Typical landscape of the countryside in Bizkaia. Source: the author

During a fieldwork interview with two new farmers engaged in agroecological production and alternative food networks in Bizkaia, a province of Euskadi (Basque Country), one said something like “all our young people are in jail”. This was a striking comment, but not necessarily a surprising one.

While walking through the territory of Euskadi it was common to find posters showing the faces of young people and appealing to solidarity with them. At the time I was there, most of those youngsters had been arrested with the charge of supporting “terrorism” because they belonged to an organization defending the human rights of ETA prisoners.

Euskadi has lived for many years within a “state of exception”, where political and institutional violence have been somehow mirrors of each other. In January of 2011, ETA declared a permanent, general and verifiable cease-fire. Armed struggle was no longer considered to be a viable strategy for self-determination. However, the central government of the Spanish State deliberately ignored this new reality.

Nowadays, the argument of terrorism still continues to justify the mixture of exception and rule for the central government. The “enemy” disappeared, but not the exception, which seems to have lost its limits. Institutional violence has become a norm. It acts, for instance, through pre-emptive arrests based on suspicion, outlawing of civil and political organisations, and criminalization of protests and gatherings.

This is not unique of Euskadi. Exception is being normalized all over the Spanish state, along with the current crisis of capital accumulation and the austerity regime. The regression of the welfare state has its double face in the reinforcement of the penal, violent and vigilant state. After all, more free market never meant the disappearance of the state, but just its change of face. A good example of this is the so-called “law of citizen security“, which restricts the right to protest and to collective organisation.

The exception, however, does not mean it is exceptional, an anomaly or a detour. The exception instead belongs to a historical logic determined by the tension between capital’s dynamics and social struggles.

In the case of Euskadi, a past of political violence helps to trivialize the exception within and beyond its “borders”. The poor media show surrounding the release of ETA and other prisoners showed it clearly. Following a decision of the Strasbourg Court about the Parot doctrine, prisoners in Spain can only be detained a limited number of years; ETA militants, however, had been jailed for longer time, due to exceptional laws.

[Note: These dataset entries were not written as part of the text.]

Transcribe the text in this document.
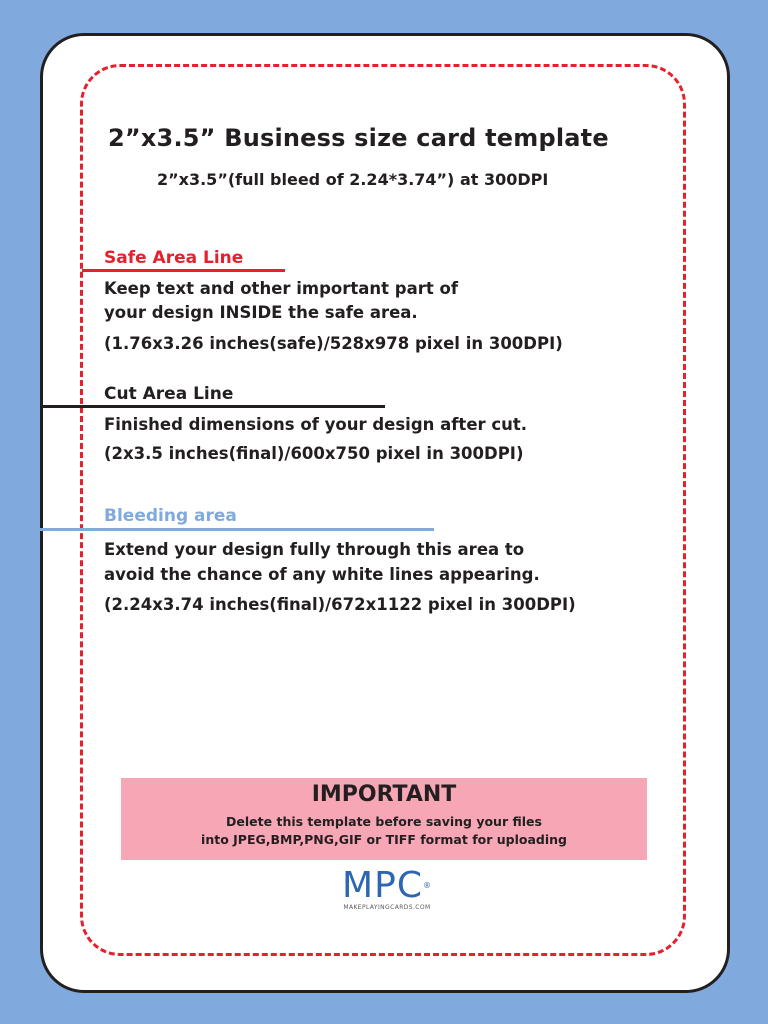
2”x3.5” Business size card template
2”x3.5”(full bleed of 2.24*3.74”) at 300DPI
Safe Area Line
Keep text and other important part of
your design INSIDE the safe area.
(1.76x3.26 inches(safe)/528x978 pixel in 300DPI)
Cut Area Line
Finished dimensions of your design after cut.
(2x3.5 inches(final)/600x750 pixel in 300DPI)
Bleeding area
Extend your design fully through this area to
avoid the chance of any white lines appearing.
(2.24x3.74 inches(final)/672x1122 pixel in 300DPI)
IMPORTANT

Delete this template before saving your files
into JPEG,BMP,PNG,GIF or TIFF format for uploading

MPC®
MAKEPLAYINGCARDS.COM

Yet, the indignation shown by many commentators with the release of prisoners was not about the exception and the infringement of the law. For them, prisoners had to show repentance and moral regret. Justice, in their view, was about heresy.

Within a context of institutional violence, building alternative economies has thus a reinforced symbolism. Not only they embody an alternative to neoliberal and corporate patterns of development, as they challenge the destruction of the social fabric brough by years of violence – now adorned with austerity measures -, and reject the criminalization of differences. By promoting self-organisation and practices rooted in solidarity, reciprocity and collectivism across distance and difference, they counterbalance the ideals of neoliberalism and otherness. They are, however, more than fragmented pieces in a sea of social inequalities as they adopt the political framework of food sovereignty and engage in multi-scale struggles to change nature-society relations and reclaim popular sovereignty over the territory.